'El gobierno de los demagogos' por Juan Manuel de Prada

TRAS probar sus dotes como profesor de semántica parda con esa lección descacharrante sobre los usos figurados de la palabra war, José Antonio Alonso nos brinda otro sofisma la mar de simpático, esta vez para justificar las concesiones del Gobierno a los nacionalistas vascos. Afirma Alonso que de la Tesorería de la Seguridad Social no saldrá ni un solo euro; que es tanto como si el portavoz del Ku Klux Klan afirmase, con perfecta seriedad, que de su organización no ha sido expulsado jamás un negro, en lo que no le faltaría razón, puesto que jamás ha ingresado ninguno. Con las concesiones al nacionalismo vasco no saldrá, en efecto, ni un solo euro de la Tesorería de la Seguridad Social; pues de lo que se trata es de que dejen de ingresarse cerca de quinientos millones. Tan burdo sofisma sólo puede ser formulado por un mentecato o un cínico; pero en el reino de la demagogia hasta los mentecatos pueden permitirse el lujo de resultar cínicos.
Demagogia es como llamaba Aristóteles, en su división de los gobiernos (Política, III, capítulo V), a la degeneración de la democracia. ¿Y en qué consiste la degeneración de un gobierno? En la perversión de su objeto, nos enseña el Estagirita. El objeto de un gobierno sano es la consecución del bien común; y el objeto de un gobierno corrompido es la consecución de intereses particulares. Un gobierno que satisface intereses particulares —y la satisfacción de intereses particulares siempre se logra a costa del bien común— es perverso por naturaleza; pero para ocultar la perversión en su natura, las demagogias de hogaño —mucho más sofisticadas que las que conoció o pudo imaginar Aristóteles— satisfacen simultánea o consecutivamente muchos intereses particulares, de tal modo que su adición proyecta un espejismo de satisfacción del bien común. Y así, por ejemplo, después de pactar con los nacionalistas vascos las concesiones que permitirán a Zapatero mantenerse aferrado a la poltrona, ya nos anuncia este gobierno de demagogos que otras regiones también podrán acogerse al régimen privilegiado del que disfrutará el País Vasco. De tal modo que, cuando todas ellas lo disfruten (¡y sin que haya salido ni un euro de la Tesorería de la Seguridad Social, oiga!), el gobierno de demagogos podrá satisfacer otro interés particular de los nacionalistas vascos, que a su vez será exigido desde otras regiones, en una espiral de reclamaciones impulsada por la fuerza motriz del agravio o la envidia.

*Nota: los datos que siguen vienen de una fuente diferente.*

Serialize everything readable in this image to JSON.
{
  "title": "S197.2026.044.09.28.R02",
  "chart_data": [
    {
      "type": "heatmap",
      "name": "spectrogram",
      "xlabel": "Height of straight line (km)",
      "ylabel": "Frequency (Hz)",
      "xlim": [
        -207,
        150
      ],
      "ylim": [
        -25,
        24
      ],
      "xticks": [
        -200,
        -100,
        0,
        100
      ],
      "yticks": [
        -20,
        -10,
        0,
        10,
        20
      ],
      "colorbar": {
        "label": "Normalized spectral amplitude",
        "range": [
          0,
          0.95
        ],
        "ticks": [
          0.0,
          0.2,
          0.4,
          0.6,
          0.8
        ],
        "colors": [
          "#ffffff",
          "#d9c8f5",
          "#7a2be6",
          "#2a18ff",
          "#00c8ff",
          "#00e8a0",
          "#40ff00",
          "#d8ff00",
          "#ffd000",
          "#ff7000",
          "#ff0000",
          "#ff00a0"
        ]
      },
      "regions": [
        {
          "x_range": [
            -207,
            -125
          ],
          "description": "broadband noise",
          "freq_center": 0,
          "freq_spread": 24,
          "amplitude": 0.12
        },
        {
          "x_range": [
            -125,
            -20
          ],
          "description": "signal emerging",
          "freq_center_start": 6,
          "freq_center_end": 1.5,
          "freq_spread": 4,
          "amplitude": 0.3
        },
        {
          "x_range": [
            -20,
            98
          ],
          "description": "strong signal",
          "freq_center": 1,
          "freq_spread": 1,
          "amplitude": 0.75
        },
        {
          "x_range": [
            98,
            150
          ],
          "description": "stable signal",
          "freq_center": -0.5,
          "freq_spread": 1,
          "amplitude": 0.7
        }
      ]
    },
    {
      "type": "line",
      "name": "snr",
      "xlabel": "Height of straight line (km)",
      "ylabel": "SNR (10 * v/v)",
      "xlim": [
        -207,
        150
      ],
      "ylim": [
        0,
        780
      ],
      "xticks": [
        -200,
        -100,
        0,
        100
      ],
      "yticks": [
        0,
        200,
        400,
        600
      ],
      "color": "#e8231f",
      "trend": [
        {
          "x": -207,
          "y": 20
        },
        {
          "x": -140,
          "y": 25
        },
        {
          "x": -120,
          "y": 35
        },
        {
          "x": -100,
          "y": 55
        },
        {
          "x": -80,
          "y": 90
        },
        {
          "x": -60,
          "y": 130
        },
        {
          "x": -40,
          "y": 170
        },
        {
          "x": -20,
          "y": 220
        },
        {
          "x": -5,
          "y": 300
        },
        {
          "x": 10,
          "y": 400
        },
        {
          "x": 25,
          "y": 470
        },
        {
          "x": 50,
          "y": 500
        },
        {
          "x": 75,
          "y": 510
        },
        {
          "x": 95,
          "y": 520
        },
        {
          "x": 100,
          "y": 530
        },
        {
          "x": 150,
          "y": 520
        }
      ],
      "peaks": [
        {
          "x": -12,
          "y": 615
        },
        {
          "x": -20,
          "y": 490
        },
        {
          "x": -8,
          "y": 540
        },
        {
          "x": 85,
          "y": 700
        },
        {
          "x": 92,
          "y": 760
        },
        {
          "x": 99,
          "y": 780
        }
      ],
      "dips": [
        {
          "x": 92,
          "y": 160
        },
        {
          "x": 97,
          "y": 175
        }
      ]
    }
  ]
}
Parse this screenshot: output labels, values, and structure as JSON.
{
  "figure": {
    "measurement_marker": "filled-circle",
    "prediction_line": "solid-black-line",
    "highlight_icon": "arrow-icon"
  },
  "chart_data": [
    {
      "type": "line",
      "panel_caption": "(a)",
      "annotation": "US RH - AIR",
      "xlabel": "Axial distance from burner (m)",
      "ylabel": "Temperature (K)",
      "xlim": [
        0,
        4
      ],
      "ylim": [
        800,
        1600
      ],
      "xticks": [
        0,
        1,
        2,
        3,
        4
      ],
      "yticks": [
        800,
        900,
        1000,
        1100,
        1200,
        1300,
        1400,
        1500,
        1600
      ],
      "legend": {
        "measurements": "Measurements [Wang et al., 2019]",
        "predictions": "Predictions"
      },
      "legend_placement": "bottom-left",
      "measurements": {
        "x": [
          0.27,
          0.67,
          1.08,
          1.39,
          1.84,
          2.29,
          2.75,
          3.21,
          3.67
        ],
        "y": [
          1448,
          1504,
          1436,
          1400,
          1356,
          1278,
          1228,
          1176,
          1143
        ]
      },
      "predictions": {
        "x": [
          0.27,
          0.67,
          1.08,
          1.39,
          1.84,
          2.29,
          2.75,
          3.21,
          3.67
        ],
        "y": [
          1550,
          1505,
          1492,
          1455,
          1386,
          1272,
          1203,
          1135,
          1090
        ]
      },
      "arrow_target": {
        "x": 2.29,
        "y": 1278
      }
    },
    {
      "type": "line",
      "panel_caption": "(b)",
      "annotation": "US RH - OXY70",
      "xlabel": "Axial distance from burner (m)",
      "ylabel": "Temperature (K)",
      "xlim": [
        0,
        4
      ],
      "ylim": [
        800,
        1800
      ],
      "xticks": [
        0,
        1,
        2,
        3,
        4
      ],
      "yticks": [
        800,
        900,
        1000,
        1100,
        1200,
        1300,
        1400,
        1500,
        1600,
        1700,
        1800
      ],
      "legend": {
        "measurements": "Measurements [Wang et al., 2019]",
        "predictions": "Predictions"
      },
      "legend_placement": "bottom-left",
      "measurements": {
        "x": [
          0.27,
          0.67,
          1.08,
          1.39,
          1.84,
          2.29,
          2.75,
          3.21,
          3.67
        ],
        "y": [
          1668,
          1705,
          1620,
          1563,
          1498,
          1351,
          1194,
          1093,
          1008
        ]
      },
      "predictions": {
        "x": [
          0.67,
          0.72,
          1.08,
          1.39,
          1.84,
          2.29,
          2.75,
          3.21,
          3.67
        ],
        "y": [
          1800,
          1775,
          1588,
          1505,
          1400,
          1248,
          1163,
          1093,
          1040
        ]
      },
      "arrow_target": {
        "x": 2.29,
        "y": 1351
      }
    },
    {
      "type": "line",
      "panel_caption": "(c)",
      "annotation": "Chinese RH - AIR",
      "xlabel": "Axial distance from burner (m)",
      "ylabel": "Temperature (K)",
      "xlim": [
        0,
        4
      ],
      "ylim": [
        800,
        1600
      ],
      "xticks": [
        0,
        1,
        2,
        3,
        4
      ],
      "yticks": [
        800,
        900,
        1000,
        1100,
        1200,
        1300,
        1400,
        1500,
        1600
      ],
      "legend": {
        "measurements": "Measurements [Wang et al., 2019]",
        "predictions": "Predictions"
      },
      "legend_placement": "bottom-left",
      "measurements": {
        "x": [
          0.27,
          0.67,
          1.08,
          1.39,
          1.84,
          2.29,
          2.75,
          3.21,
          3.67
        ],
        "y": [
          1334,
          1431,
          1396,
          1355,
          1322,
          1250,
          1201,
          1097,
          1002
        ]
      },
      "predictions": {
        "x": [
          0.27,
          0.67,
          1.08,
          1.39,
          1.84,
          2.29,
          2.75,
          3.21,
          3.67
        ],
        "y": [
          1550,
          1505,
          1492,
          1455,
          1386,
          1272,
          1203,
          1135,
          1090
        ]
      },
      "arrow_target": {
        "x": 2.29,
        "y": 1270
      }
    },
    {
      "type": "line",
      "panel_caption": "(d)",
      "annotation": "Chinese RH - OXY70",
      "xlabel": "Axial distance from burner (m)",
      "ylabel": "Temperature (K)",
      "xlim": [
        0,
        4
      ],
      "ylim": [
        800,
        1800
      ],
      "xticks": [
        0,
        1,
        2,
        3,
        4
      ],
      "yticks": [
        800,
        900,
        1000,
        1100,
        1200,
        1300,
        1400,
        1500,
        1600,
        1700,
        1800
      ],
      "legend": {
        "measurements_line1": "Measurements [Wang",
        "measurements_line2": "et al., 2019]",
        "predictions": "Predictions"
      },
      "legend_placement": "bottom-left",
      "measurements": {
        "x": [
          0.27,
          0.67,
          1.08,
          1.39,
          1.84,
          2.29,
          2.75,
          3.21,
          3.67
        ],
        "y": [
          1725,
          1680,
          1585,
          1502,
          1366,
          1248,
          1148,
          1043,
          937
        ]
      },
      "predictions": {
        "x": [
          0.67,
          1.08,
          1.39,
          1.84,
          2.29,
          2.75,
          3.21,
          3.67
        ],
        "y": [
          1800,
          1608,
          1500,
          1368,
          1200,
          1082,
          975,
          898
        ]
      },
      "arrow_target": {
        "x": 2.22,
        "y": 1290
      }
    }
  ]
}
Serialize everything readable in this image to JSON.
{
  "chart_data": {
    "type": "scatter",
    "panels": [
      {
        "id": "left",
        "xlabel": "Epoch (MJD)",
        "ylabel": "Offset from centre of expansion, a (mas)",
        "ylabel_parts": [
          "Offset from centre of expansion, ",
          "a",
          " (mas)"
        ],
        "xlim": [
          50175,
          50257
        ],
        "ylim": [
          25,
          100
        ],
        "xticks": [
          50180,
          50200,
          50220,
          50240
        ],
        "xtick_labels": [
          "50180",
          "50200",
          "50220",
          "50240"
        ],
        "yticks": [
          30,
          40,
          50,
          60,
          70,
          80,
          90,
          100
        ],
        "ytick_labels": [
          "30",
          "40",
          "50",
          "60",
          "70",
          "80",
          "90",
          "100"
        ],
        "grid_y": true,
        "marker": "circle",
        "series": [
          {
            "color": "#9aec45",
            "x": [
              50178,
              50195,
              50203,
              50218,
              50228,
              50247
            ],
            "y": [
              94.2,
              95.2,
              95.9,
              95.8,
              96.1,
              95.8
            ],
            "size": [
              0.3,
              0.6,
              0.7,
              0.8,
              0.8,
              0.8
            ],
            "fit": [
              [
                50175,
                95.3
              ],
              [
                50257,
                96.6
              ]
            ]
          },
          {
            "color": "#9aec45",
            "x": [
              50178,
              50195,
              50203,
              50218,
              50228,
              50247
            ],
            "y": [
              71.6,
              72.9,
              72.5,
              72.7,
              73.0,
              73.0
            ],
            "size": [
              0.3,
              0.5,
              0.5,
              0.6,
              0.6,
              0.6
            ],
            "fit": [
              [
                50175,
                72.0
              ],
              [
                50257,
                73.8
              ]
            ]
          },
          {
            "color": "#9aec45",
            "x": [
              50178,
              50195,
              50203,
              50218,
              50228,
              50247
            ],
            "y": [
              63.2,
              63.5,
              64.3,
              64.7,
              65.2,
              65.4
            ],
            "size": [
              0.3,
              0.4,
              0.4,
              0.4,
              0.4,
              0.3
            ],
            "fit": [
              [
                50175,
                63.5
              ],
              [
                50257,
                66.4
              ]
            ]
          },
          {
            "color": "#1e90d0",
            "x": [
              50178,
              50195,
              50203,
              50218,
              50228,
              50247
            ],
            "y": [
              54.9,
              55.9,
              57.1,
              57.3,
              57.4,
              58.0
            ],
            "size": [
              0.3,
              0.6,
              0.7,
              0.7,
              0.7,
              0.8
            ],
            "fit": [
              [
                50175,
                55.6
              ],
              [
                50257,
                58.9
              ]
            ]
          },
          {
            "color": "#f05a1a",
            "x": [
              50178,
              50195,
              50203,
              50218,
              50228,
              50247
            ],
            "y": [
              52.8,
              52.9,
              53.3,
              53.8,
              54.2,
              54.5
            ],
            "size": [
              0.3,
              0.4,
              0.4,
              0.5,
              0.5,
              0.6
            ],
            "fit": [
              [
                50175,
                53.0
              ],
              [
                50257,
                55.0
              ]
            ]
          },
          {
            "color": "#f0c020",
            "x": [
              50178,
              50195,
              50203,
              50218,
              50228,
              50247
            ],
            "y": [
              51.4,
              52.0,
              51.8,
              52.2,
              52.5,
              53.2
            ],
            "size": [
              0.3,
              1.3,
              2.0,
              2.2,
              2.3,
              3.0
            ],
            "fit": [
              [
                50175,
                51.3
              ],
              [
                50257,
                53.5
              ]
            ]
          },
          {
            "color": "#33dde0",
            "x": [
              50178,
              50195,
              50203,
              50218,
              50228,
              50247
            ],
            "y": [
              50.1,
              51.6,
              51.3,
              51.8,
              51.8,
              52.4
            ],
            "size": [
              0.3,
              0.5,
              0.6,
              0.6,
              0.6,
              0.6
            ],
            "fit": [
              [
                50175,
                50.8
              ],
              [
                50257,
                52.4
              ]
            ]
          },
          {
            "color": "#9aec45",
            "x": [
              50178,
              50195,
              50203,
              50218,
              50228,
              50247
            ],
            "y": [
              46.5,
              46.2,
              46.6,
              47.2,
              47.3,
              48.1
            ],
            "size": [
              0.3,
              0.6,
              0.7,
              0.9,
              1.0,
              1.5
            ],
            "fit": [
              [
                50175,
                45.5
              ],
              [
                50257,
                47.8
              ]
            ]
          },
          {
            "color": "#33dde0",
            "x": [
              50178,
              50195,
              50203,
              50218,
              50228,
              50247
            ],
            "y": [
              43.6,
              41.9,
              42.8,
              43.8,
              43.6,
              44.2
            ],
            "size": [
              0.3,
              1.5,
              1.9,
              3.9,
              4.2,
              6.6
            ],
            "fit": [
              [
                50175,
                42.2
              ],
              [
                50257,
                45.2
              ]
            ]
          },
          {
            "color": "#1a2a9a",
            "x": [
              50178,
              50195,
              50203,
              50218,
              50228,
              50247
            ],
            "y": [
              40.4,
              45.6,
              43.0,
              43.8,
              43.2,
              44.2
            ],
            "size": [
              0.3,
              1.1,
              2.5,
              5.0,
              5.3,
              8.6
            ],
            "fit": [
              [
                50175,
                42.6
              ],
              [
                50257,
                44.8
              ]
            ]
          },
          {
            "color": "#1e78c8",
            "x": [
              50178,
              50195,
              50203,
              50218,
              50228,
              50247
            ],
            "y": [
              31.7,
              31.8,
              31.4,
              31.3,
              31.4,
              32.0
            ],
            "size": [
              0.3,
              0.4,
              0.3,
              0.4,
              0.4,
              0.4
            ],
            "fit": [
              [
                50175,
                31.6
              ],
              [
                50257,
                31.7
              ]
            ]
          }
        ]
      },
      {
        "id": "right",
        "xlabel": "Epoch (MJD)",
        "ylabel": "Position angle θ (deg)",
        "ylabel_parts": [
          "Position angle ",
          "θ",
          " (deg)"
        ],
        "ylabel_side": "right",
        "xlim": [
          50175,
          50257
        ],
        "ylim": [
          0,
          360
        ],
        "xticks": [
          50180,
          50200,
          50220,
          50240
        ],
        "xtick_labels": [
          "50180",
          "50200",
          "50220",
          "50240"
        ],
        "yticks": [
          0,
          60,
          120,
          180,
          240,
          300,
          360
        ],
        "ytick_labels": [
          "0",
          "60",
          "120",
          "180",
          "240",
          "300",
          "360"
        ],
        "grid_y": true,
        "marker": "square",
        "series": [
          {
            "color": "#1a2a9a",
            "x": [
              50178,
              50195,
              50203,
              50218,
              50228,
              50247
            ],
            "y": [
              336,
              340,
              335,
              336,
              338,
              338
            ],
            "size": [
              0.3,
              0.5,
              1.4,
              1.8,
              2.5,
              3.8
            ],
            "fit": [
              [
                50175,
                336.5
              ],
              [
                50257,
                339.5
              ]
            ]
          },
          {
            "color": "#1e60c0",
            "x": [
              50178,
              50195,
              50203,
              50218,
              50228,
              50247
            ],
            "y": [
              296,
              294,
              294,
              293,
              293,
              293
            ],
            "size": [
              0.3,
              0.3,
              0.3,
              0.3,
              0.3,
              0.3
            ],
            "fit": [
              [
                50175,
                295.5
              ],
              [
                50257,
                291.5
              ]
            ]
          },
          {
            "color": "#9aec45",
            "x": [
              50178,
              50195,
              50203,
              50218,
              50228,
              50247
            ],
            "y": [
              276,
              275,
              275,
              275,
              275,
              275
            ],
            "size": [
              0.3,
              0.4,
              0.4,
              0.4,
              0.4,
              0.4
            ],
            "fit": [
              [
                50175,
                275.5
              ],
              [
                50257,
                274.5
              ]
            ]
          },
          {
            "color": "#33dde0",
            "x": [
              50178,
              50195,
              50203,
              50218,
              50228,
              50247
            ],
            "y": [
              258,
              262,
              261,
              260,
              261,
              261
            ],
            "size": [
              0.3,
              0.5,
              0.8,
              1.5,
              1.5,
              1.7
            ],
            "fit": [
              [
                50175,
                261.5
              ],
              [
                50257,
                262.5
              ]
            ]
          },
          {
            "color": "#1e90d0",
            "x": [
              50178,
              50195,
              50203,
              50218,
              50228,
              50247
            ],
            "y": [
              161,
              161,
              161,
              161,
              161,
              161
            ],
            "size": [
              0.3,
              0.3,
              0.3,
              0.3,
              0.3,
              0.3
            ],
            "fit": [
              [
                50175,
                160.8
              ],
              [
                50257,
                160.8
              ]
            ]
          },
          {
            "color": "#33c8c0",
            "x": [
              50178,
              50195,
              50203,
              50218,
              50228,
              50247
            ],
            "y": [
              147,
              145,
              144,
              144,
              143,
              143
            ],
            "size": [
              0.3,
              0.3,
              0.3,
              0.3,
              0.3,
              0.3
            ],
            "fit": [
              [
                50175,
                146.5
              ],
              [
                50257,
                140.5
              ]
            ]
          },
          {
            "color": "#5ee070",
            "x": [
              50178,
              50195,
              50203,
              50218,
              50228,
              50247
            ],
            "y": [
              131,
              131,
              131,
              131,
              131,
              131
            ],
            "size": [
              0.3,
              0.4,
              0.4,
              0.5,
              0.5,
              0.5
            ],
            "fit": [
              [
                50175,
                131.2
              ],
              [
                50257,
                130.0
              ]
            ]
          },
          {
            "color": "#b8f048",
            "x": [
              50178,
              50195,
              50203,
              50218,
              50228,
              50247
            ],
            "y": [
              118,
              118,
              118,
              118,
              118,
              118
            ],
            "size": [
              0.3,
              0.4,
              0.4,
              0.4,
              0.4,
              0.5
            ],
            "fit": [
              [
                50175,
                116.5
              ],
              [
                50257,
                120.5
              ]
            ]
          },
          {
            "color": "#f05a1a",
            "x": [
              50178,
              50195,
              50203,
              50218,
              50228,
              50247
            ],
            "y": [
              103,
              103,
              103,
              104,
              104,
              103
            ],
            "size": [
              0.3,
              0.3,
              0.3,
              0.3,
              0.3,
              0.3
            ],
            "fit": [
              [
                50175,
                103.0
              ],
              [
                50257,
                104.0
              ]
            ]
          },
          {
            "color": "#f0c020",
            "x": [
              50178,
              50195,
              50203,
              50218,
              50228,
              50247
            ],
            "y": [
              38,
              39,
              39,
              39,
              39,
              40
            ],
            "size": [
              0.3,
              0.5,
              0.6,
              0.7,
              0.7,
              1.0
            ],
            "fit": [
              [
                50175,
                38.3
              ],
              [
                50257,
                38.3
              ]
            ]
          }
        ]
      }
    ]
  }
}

Decía Quevedo que la envidia está siempre amarilla, porque muerde pero no come. Y lo mismo les ocurre a las sociedades en manos de demagogos, convertidas en un enjambre de reivindicaciones particulares que nunca deja a nadie satisfecho, porque basta que se satisfaga una para que el vecino se considere agraviado; y satisfaciendo al vecino sólo se logra agraviar al que primeramente se satisfizo, y así hasta la descomposición de la propia sociedad, que desposeída de la noción de bien común, deja de ser una «mancomunidad de almas», para convertirse en multitud de gentes enzarzadas entre sí en una guerra (war) de sucesivos intereses particulares que, aun colmados, nunca sacian del todo; o, mejor dicho, cada vez sacian menos. Pero el bien común, mordido por unos y otros, acaba convertido en despojo; como acabará esa Tesorería de la Seguridad Social de la que no saldrá ni un euro, según afirma con cínica mentecatez Alonso, profesor de semántica parda.